Vocês não podem imaginar a quantidade de pessoas que me procuram para saber alguma informação sobre o que poderá acontecer nas eleições deste ano, aqui em nosso Estado. São pessoas das mais diversas procedências, inclusive jornalistas bem informados e políticos de elevadas patentes.
Eu me reservo o direito de não opinar muito no que concerne à eleição de governador, por ser amigo pessoal dos candidatos com real chance de vencer a eleição, além de ser amigo dos pais deles. De um, amigo de infância, de colégio, e do outro amigo de plenário da Assembleia Legislativa, amizade herdada de meu pai, que praticamente faleceu em seus braços.
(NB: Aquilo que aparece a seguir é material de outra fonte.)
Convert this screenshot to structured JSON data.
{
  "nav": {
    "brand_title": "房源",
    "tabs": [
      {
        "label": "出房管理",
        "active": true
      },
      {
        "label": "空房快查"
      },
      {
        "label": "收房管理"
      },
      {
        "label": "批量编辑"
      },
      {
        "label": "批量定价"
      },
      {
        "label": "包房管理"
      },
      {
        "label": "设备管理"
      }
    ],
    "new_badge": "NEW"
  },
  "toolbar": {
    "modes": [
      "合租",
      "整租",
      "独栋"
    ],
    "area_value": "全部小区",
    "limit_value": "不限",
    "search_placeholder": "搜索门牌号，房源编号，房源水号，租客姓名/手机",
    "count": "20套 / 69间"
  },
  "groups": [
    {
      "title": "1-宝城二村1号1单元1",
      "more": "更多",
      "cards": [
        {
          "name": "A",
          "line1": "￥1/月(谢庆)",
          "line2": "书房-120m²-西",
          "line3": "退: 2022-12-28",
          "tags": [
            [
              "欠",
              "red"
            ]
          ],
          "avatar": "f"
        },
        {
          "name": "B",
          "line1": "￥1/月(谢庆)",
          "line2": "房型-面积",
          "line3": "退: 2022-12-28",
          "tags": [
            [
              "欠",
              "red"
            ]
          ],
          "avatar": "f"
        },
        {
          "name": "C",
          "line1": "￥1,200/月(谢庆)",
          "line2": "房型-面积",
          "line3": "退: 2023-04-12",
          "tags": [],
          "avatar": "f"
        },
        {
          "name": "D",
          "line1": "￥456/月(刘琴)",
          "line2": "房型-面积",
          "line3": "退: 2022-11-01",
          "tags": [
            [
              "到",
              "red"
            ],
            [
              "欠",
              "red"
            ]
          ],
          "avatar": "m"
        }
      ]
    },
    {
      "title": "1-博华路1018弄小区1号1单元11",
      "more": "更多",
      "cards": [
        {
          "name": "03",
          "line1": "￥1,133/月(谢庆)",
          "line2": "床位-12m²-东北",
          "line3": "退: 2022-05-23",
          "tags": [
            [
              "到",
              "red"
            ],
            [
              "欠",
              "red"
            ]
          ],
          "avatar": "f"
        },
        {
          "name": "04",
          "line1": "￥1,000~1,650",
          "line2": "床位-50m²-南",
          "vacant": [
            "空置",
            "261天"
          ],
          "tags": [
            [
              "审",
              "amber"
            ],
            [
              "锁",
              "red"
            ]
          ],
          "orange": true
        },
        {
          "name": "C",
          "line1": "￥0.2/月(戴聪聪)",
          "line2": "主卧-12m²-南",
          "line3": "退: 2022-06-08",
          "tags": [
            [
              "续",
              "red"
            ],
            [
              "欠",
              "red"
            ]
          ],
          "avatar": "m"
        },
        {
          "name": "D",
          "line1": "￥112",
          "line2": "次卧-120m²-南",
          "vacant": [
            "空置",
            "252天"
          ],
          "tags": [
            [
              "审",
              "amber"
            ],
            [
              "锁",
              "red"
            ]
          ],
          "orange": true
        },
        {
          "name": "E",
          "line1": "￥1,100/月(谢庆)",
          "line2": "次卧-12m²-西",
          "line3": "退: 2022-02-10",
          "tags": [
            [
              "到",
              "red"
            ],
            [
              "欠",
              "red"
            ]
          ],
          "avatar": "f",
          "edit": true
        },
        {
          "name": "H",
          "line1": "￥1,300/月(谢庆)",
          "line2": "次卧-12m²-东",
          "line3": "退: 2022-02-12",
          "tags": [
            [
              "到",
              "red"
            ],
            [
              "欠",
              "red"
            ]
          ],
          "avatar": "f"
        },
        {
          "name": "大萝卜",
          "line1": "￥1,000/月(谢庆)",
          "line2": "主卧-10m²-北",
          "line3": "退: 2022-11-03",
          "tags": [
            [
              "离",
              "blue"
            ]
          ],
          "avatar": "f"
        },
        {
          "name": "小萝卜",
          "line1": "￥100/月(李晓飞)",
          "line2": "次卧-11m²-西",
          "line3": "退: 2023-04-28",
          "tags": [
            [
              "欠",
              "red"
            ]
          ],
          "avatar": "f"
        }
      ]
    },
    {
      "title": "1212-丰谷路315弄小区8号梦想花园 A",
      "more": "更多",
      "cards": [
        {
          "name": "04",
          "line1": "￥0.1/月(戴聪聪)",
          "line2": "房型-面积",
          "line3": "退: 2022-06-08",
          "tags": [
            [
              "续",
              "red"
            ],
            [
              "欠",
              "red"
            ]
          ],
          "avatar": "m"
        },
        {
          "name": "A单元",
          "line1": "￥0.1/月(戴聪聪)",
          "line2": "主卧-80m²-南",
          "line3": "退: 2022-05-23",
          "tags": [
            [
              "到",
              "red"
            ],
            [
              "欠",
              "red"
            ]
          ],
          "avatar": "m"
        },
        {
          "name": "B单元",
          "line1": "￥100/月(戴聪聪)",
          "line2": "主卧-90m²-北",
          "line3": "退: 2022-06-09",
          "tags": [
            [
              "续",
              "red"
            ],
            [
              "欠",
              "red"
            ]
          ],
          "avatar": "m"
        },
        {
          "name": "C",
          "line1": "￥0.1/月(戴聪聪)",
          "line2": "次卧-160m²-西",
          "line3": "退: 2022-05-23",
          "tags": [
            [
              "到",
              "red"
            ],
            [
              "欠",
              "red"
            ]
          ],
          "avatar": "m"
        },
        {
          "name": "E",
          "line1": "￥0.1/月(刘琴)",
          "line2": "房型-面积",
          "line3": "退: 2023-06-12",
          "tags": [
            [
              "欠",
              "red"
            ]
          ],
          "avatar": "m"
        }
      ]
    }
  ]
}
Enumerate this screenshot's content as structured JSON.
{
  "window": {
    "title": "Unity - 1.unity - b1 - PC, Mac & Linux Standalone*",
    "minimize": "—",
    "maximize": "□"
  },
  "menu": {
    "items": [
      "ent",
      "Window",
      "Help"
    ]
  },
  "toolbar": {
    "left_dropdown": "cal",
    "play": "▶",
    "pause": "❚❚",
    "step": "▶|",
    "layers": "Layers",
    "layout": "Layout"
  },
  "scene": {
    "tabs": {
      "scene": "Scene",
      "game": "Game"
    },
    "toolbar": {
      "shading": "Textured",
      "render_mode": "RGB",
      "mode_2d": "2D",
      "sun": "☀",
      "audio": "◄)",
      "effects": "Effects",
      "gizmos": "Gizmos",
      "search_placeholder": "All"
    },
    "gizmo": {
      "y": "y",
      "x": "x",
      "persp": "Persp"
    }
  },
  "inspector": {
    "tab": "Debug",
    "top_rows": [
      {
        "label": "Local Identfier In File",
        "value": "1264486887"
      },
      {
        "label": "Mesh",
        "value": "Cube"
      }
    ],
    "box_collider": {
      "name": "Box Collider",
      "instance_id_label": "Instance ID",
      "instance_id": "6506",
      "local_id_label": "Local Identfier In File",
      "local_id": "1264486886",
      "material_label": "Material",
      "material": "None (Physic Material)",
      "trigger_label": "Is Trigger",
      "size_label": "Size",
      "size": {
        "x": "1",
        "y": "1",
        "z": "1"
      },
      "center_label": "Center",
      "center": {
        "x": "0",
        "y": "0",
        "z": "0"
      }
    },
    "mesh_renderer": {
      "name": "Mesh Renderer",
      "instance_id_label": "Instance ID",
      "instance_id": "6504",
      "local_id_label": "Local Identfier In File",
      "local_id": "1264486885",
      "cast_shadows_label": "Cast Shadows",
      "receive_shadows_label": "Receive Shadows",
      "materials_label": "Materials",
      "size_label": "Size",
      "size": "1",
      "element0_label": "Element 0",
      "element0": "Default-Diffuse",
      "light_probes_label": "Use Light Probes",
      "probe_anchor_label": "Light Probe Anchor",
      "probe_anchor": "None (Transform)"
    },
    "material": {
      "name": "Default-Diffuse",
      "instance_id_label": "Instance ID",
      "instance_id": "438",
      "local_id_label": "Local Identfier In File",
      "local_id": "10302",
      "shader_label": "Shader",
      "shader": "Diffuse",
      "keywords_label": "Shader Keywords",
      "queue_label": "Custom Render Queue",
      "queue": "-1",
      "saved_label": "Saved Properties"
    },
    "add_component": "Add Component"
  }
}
Sobre a eleição de governador, só direi que ela será muito apertada. Um dos candidatos tem o respaldo das ações e entregas do governo do Estado somadas às do governo federal. O outro tem a seu favor toda a vontade de mudança que sempre foi muito forte e presente em nosso Estado, e que nesta eleição está particularmente latente, além do excelente trabalho que realizou na gestão da prefeitura de nossa capital. O resultado é incerto e vai depender mais dos erros que dos acertos possam ser cometidos por eles.
Quanto às eleições legislativas, para a Assembleia estadual e para a Câmara Federal, penso que ocorrerão com certa facilidade e dentro da mais elementar previsibilidade. Aqueles que já têm mandato, têm preferência. Em seguida, os que têm redutos fortes e garantidos. Depois, os que têm recursos financeiros para investir nessas jornadas. Só precisam fazer contas se o esforço vale a pena, e se a Justiça Eleitoral não vai pegá-los mais adiante.
A verdadeira disputa nesta eleição é a do Senado. Estão em jogo duas vagas e, na atual situação, onde os dois principais candidatos a governador estão engalfinhados na disputa de cada voto, acredito que nenhum deles vai quebrar lança, vai se empenhar a ferro e fogo, pedindo votos para os senadores que compõem sua chapa. Penso que eles irão deixar a eleição de senador correr solta. Quem for poder, que se quebre. Quem não tiver voto, que se lasque. Quem tiver, que faça seu gasto para arrebanhar seus votos.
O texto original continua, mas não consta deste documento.